The following is a guest post from The Finance Twins.
A CNBC headline from earlier this year touted that the average car payment in the U.S. is now a staggering $523. It says the average total amount borrowed is a whopping $31,453. Both are record highs.
At the same time, there are also a record high number of people who are unable to make a $400 payment in case of an emergency. If so many people are living paycheck to paycheck, but the average car payment is $523, then clearly there is a huge problem.
America has a new-car addiction, and the problem is only getting worse.
Everyone wants a *new* car.
The cost of a new car is much higher than simply $523. But it doesn’t make sense. Growing up, my mom drove a 1997 Ford Escort station wagon for 15 years. That car took our family on the road from Florida to Minnesota to New York City. It took the transmission failing for her to give the car up in 2012. It has nearly 200,000 miles on it. All with her behind the wheel.
If a car built in 1997 lasted for 15 years without any major problems, I would think that a car built 20 years later would only be more safe and reliable. Yes, there are now more digital enhancements and less analog parts, but surely there have been engine and quality improvements in that time.
One reason for the increase in price is that everyone not only wants a new car, but they want a bigger car. Crossover cars, which are essentially mini SUVs, are booming. The days of wanting a small sedan with great gas mileage has shifted to hoards of consumers opting for a larger car with more space. With the increase in traffic and congestion, perhaps consumers are looking for a more comfortable commute to work. I’d rather have a comfortable retirement.
The increase in purchases of hybrid and electric vehicles may also be driving prices upward since those newer technologies are not cheap. But the all-in cost of a $523 payment might be higher than you realize.

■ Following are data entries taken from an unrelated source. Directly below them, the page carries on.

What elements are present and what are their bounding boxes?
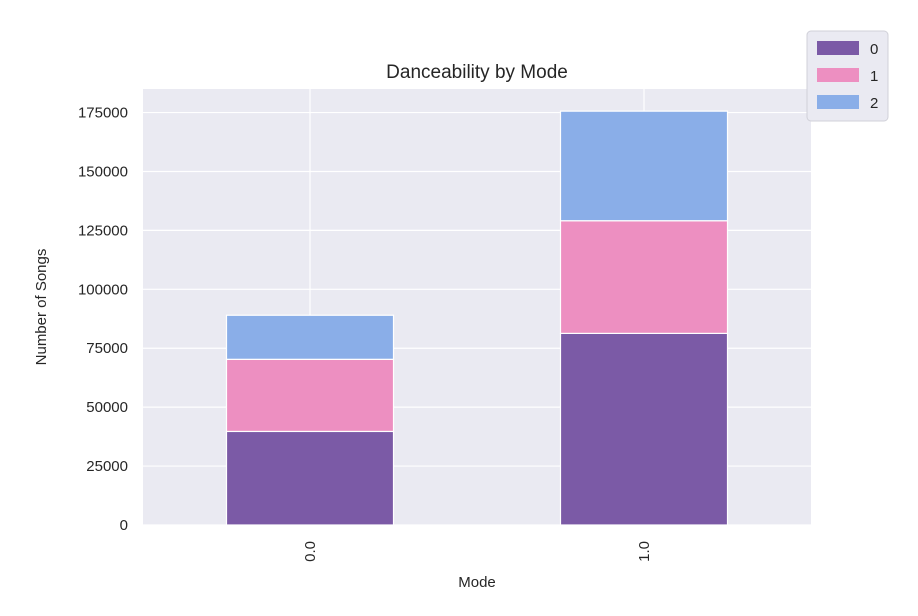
bars bbox=[225, 110, 729, 526]
legend: 0 1 2 bbox=[806, 30, 889, 122]
legend-swatch-1 bbox=[817, 68, 859, 82]
legend-label-1: 1 bbox=[870, 68, 878, 85]
y-tick-labels: 0 25000 50000 75000 100000 125000 150000 175000 bbox=[78, 105, 128, 534]
y-tick-label: 25000 bbox=[86, 458, 128, 475]
y-tick-label: 175000 bbox=[78, 105, 128, 122]
y-tick-label: 0 bbox=[120, 517, 128, 534]
bar-segment-series-2-0.0 bbox=[225, 314, 395, 360]
x-tick-label: 1.0 bbox=[636, 541, 653, 562]
x-axis-label: Mode bbox=[458, 574, 496, 591]
bar-segment-series-2-1.0 bbox=[559, 110, 729, 222]
y-tick-label: 50000 bbox=[86, 399, 128, 416]
bar-segment-series-1-0.0 bbox=[225, 358, 395, 433]
y-tick-label: 75000 bbox=[86, 340, 128, 357]
chart-title: Danceability by Mode bbox=[386, 62, 568, 83]
bar-segment-series-0-1.0 bbox=[559, 332, 729, 526]
y-tick-label: 100000 bbox=[78, 281, 128, 298]
bar-segment-series-1-1.0 bbox=[559, 220, 729, 334]
x-tick-label: 0.0 bbox=[302, 541, 319, 562]
legend-swatch-0 bbox=[817, 41, 859, 55]
y-tick-label: 125000 bbox=[78, 222, 128, 239]
y-axis-label: Number of Songs bbox=[33, 249, 50, 366]
bar-segment-series-0-0.0 bbox=[225, 430, 395, 526]
legend-swatch-2 bbox=[817, 95, 859, 109]
y-tick-label: 150000 bbox=[78, 163, 128, 180]
legend-label-0: 0 bbox=[870, 41, 878, 58]
x-tick-labels: 0.0 1.0 bbox=[302, 541, 653, 562]
legend-label-2: 2 bbox=[870, 95, 878, 112]
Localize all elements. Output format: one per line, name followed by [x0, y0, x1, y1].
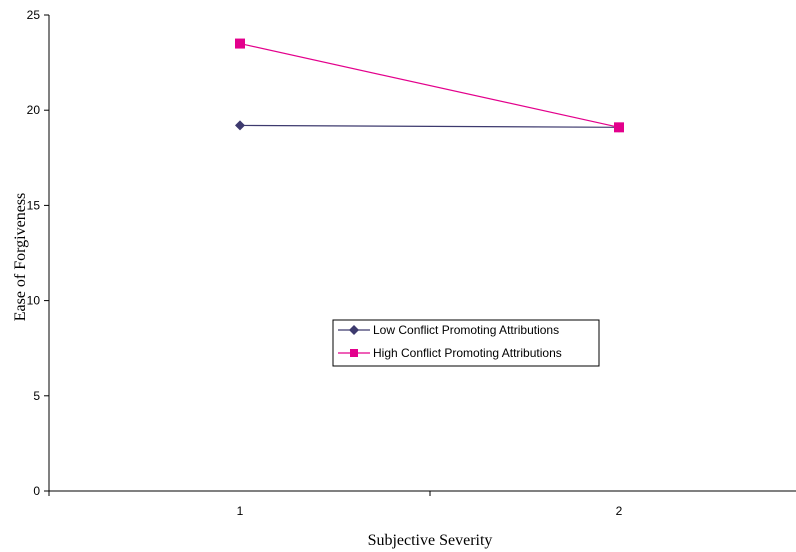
- x-tick-label: 2: [616, 504, 623, 518]
- y-axis-title: Ease of Forgiveness: [12, 193, 29, 322]
- series-line-low: [239, 124, 620, 128]
- legend: Low Conflict Promoting Attributions High…: [332, 319, 600, 367]
- legend-item-high: High Conflict Promoting Attributions: [338, 346, 562, 360]
- legend-label-high: High Conflict Promoting Attributions: [373, 346, 562, 360]
- series-layer: [235, 38, 624, 133]
- data-point-square: [614, 122, 624, 133]
- legend-item-low: Low Conflict Promoting Attributions: [338, 323, 559, 337]
- legend-marker-low: [349, 325, 359, 335]
- legend-box: [332, 319, 600, 367]
- y-tick-label: 15: [27, 198, 41, 212]
- x-axis-title: Subjective Severity: [368, 532, 493, 549]
- y-tick-label: 5: [33, 389, 40, 403]
- axes: [48, 15, 796, 492]
- y-tick-label: 20: [27, 103, 41, 117]
- axis-ticks: 0 5 10 15 20 25 1 2: [27, 8, 623, 518]
- data-point-square: [235, 38, 245, 49]
- y-tick-label: 25: [27, 8, 41, 22]
- legend-marker-high: [350, 349, 358, 357]
- legend-label-low: Low Conflict Promoting Attributions: [373, 323, 559, 337]
- x-tick-label: 1: [237, 504, 244, 518]
- data-point-diamond: [235, 120, 245, 131]
- series-line-high: [239, 42, 620, 128]
- y-tick-label: 0: [33, 484, 40, 498]
- y-tick-label: 10: [27, 294, 41, 308]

The true cost of the $523 car payment.
Paying $523 a month for a vehicle seems a lot for the average car payment. Take into account the fact that the average household owns 2 vehicles, and that figure jumps to $1,043! But I am not here to tell you that driving a car is a bad idea. Having lived in both central Minnesota and NYC, I understand that a vehicle is a critical part of everyday life in the majority of the country.
But let’s put that $1,043 of monthly auto payments into context. On an annual basis this totals $12,516. Over a 5 year period this adds up to $62,580. The numbers are starting to get very ugly. This doesn’t even take into account the fact that your new car has higher insurance premiums. A higher end car may also require higher octane (a.k.a more expensive) gasoline.
A double whammy.
Keep in mind that this isn’t for a Mercedes or a Range Rover. This is the average monthly car payment for the people in the U.S. But would getting a used auto really make that much of a difference? The numbers will shock you.
Add in the fact that money is a leading cause of stress and anxiety and the average car payment starts to make even less sense. Don’t forget to take care of your health. Few things are more important. Especially not driving sexy cars.
What A Used Car Would Cost You
The good news is that you don’t have to cram your family into a 2002 Mazda Miata to have a more reasonable payment. A quick search on a major auto price comparison led me to a 2014 Honda CR-V, which is one of the most popular crossover SUVs in the market.
At a price tag of $19,498, it’s not cheap, but the monthly payment of $276 is nearly half of the U.S. average. It’s possible to go much cheaper, but this is a reasonable choice for this comparison.
If you had two of these cars, your total monthly auto payments would be $552. Over a year, you’d be paying $6,624 for both cars combined. Again, this doesn’t even consider that you’d have lower insurance premiums and potentially lower gas payments at the pump.
Spread over 5 years, you’d be paying a total of $33,120, which is still a pretty penny. However, the real savings kick in if you decide to keep the car for an extended period of time without trading it in for a newer car. The same applies if you switch from leasing to buying.
If you keep the used car for 10 years, you’ll essentially pay the car off after a standard 5 year repayment period, for a total of $33,120, and then have 5 year with no payments. However, if you bounce from car to car, constantly keeping a $523 payment, you’ll pay $125,520 for both expensive cars combined over a 10 year period. And remember, that is for an average car payment.
Do that for 20 years and you’ve paid a quarter of a million dollars for a depreciating asset.
If you have your sights set on financial independence, then the expensive car payment is holding you back. Way back. So let’s compare how much wealth you are losing by making the “average” car payment.
How Much Longer Do You Have To Work To Keep The Nicer Car?
For our comparison, let’s choose a 20 year period. Let’s assume that you have two options, to keep things simple and easy to compare. Option 1 is to buy two used Honda CRV’s every 10 years, for total out of pocket expenses of $66,240. Option 2 is to always make an average car payment of $523 for two autos for 20 years, for total out of pocket expenses of $251,040.
Let’s make a table comparing the cash outflows. The first column shows Option 1. Column 2 shows Option 2. Easy enough. However, column 3 is where the magic happens.
Column 3 shows how much money you’d save if you went with Option 1 and invested the difference at an annual return of 4%, which is a reasonable (if not conservative) annual return on your money.
Remember, that the easiest way to invest is via passive index funds. They are great for 401k investments or IRAs. If you don’t know what is an IRA, make sure you learn.
The results are staggering. This says that even AFTER making the $66,240 payments for the used Hondas, you would still have saved a whopping $265,510! In other words, a monthly payment of $276 for 2 cars will save you enough money compared to the average car payment, that you’d have an EXTRA $265,510 in investments after 20 years.
At the median household salary of nearly $60,000 (let’s assume a generous 30% savings rate) this means that you’ll have to work an extra an extra 14 years to retire with the same amount of money, all things equal!
Would you rather retire at 51 or 65? I know what my answer is. You can use this easy retirement calculator to see how much you should be saving monthly.
Maybe, that “average” car isn’t worth it after all.